24 de abril de 2017
La pequeña biblioteca
Siempre me gustó leer y más que leer me gustaron las palabras, me escondía debajo del lavamanos de un baño de mi casa a pensar en cómo sonaban y en qué significaban. Al principio me gustaban por la manera en que se las oía decir a mi papá. En mi casa se reunían escritores y poetas a leer en voz alta y fue así como me encanté con su ritmo.
Claudia Nicholls
Siempre me gustó leer y más que leer me gustaron las palabras, me escondía debajo del lavamanos de un baño de mi casa a pensar en cómo sonaban y en qué significaban. Al principio me gustaban por la manera en que se las oía decir a mi papá. En mi casa se reunían escritores y poetas a leer en voz alta y fue así como me encanté con su ritmo. Había en mi casa una gran biblioteca que separaba el comedor de las habitaciones, no tenía puerta sino que era una gran entrada, con paredes atestadas de libros de colores y en cuyos lomos se leían los títulos y sus autores. Me acuerdo de un libro vino tinto con letras doradas que ponía SHOPENHAUER…..no sabía lo que significaba, pero me encantaba decirlo en voz baja y bajarlo del estante, en donde sé que ocupaba un lugar importante, para ojearlo, olerlo y tocar suavemente la hendidura que formaba cada letra. La biblioteca era un lugar de juego, donde veía libros de arte, enciclopedias y también dibujos. Era el lugar a donde llegaba mi papá a sentarse antes del almuerzo y en donde estaban, hoy lo sé, sus tesoros más preciados.

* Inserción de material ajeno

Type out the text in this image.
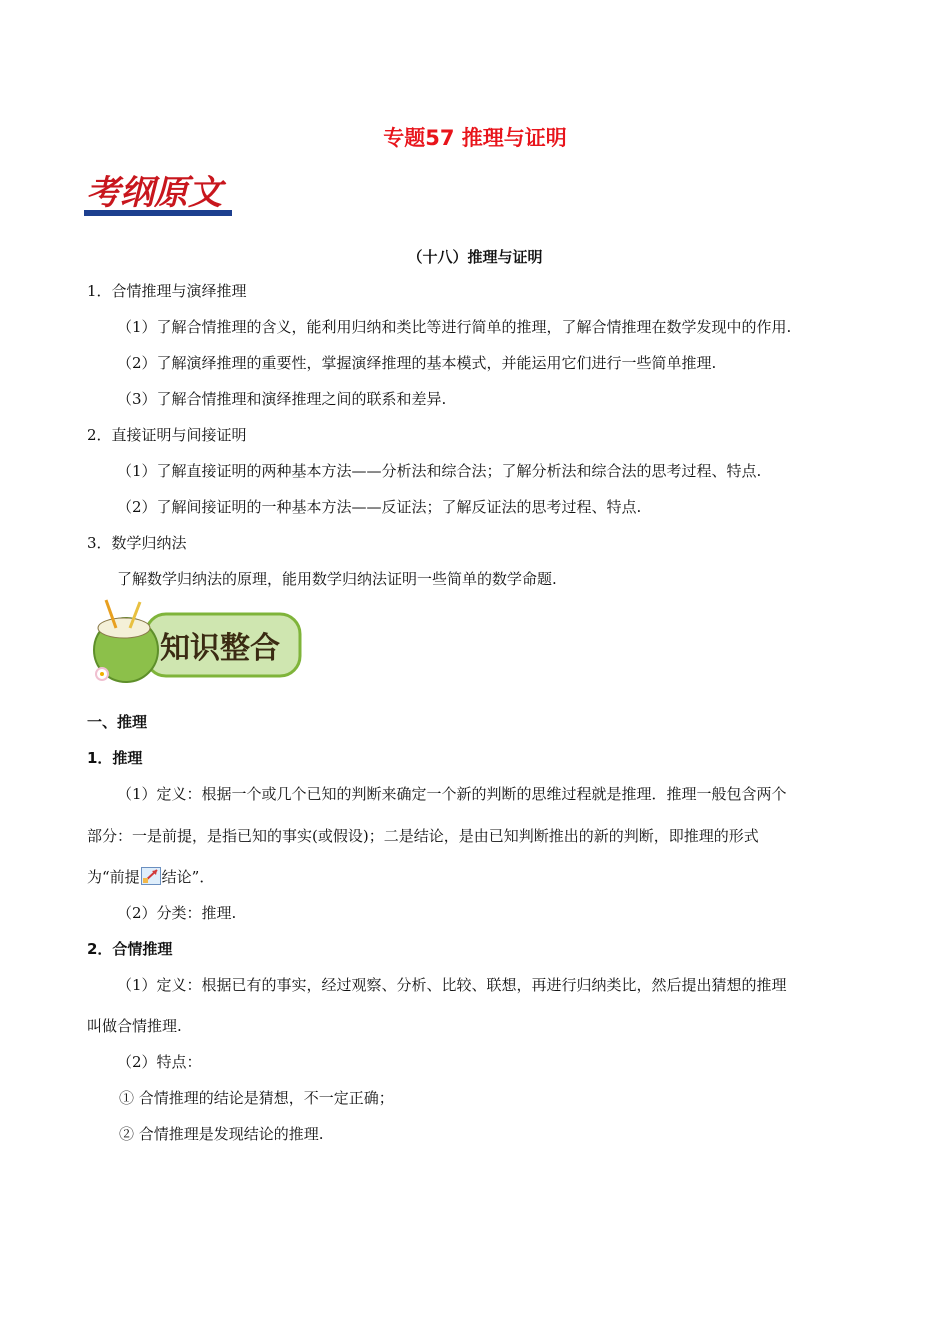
专题57 推理与证明
考纲原文
（十八）推理与证明
1．合情推理与演绎推理
（1）了解合情推理的含义，能利用归纳和类比等进行简单的推理，了解合情推理在数学发现中的作用.
（2）了解演绎推理的重要性，掌握演绎推理的基本模式，并能运用它们进行一些简单推理.
（3）了解合情推理和演绎推理之间的联系和差异.
2．直接证明与间接证明
（1）了解直接证明的两种基本方法——分析法和综合法；了解分析法和综合法的思考过程、特点.
（2）了解间接证明的一种基本方法——反证法；了解反证法的思考过程、特点.
3．数学归纳法
了解数学归纳法的原理，能用数学归纳法证明一些简单的数学命题.
知识整合
一、推理
1．推理
（1）定义：根据一个或几个已知的判断来确定一个新的判断的思维过程就是推理．推理一般包含两个
部分：一是前提，是指已知的事实(或假设)；二是结论，是由已知判断推出的新的判断，即推理的形式
为“前提 结论”．
（2）分类：推理.
2．合情推理
（1）定义：根据已有的事实，经过观察、分析、比较、联想，再进行归纳类比，然后提出猜想的推理
叫做合情推理.
（2）特点：
① 合情推理的结论是猜想，不一定正确；
② 合情推理是发现结论的推理.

Cuando cumplí quince años, me hicieron una gran celebración, tuve serenata, arreglos de flores y joyas….pero mi papá me dijo al finalizar la fiesta y cuando sólo quedábamos los más cercano: “ yo lo único que le voy a dejar cuando me muera son mis libros”. Pensé que era extraño pues lo que oía decir era que la educación era el mejor legado. Estudié la primaria en el Liceo Francés de Cali en dónde conocí otros libros para niños muy hermosos en su diseño y papel y con historias de niños que jugaban con las hojas del otoño y que desayunaban magdalenas o pan con mantequilla y azúcar. Seguí amiga de los libros y en mi adolescencia conocí a Kavafis y Vallejo, a Lorca y a Miguel Hernández y así fue como me gustó la poesía…de nuevo las sonoras palabras, los dolores humanos y los grandes amores se unieron al gusto por los libros.

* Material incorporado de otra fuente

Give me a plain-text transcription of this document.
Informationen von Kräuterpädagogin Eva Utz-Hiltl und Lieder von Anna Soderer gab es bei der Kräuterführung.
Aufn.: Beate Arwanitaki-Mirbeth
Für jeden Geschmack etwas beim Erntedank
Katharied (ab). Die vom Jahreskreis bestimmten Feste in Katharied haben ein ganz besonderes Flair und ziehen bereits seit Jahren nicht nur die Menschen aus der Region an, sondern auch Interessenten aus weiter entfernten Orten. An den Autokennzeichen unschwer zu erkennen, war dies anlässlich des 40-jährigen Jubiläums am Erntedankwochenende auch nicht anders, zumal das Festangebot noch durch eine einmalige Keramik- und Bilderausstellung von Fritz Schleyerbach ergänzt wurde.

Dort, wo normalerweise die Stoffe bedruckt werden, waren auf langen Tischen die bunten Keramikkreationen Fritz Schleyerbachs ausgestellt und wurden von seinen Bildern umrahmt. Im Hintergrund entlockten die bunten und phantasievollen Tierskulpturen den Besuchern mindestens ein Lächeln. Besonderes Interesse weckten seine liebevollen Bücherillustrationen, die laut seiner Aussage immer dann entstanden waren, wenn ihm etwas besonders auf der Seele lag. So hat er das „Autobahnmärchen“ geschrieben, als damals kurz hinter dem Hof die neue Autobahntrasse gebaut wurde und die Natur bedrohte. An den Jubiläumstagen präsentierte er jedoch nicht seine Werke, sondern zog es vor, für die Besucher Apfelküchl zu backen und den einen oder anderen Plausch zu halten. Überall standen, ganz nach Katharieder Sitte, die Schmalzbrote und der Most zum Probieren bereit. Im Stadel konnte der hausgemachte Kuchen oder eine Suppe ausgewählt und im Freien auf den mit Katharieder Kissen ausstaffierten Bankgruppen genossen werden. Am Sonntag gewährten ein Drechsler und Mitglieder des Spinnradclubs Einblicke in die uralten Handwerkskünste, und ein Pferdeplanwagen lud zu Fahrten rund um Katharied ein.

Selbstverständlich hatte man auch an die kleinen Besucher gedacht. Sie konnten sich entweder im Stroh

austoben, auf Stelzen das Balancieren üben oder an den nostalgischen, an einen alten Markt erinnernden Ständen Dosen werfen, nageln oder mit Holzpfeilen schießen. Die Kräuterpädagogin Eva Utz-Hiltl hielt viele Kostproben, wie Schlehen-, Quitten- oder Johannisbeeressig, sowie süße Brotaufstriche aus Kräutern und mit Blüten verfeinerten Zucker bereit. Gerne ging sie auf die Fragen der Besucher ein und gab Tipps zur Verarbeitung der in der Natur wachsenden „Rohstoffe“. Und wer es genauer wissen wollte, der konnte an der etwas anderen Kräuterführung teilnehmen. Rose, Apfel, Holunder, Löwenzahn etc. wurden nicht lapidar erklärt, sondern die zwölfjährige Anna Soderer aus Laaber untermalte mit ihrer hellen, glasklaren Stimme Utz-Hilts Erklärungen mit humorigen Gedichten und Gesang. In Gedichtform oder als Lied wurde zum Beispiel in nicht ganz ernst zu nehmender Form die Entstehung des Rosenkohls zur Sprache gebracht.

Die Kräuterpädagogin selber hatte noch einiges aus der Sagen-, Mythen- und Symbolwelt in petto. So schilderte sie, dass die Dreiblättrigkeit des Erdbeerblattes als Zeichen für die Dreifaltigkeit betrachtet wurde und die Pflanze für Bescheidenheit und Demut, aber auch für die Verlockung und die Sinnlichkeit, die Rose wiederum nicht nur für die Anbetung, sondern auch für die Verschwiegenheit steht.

Supe del proyecto de una maestra gringa que había puesto en su antejardín una pequeña biblioteca para uso público y pensé que sería maravilloso que en donde vivo hubiera una, vi que también otras personas en diversos países apoyaban y creaban estas bibliotecas comunitarias y decidí unirme a la organización Little Free Library y con la ayuda de mi hermana Paola y un premio de Vaca Bacana pintamos y organizamos dos pequeñas casas de madera para ponerlas en el corregimiento de Felidia, a 20 minutos de Cali. Hicimos la inscripción para aparecer en el mapa que las identifica en el mundo y pagamos el registro -35 dólares- para que nos enviaran el letrero oficial y nos explicaran la dinámica de este modelo de biblioteca que está basado en la buena fe y en la confianza. Me dijeron que no iban a durar, que no tenían candado, que necesitaba que el Ministerio de Educación las liderara, pero insistí en que ese no era el espíritu, y que con unos pocos libros regalados por amigos y un cartel que dice llévalo, léelo, devuélvelo, se podía dar inicio a esta idea. Hace 3 años que están en el pueblo; una en el paradero y otra en la entrada de la Escuela y hoy son de todos, leen mientras esperan la chiva, los llevan para la casa y aunque no tengo registro de los libros, van y vienen libremente y hay otras personas que no conozco que como yo, la llenan de títulos como un gran bien común. Tenemos también una página en Facebook a través de la cual la han conocido y visitado, la han surtido y hasta ayudado a reparar cuando se dañó la puerta de la que queda en el paradero. La de la escuela, fue una sorpresa para los niños y tuve que convencer a la directora que no era sólo para la escuela, pues está afuera, sino para todo el que pase y quiera llevarse un libro.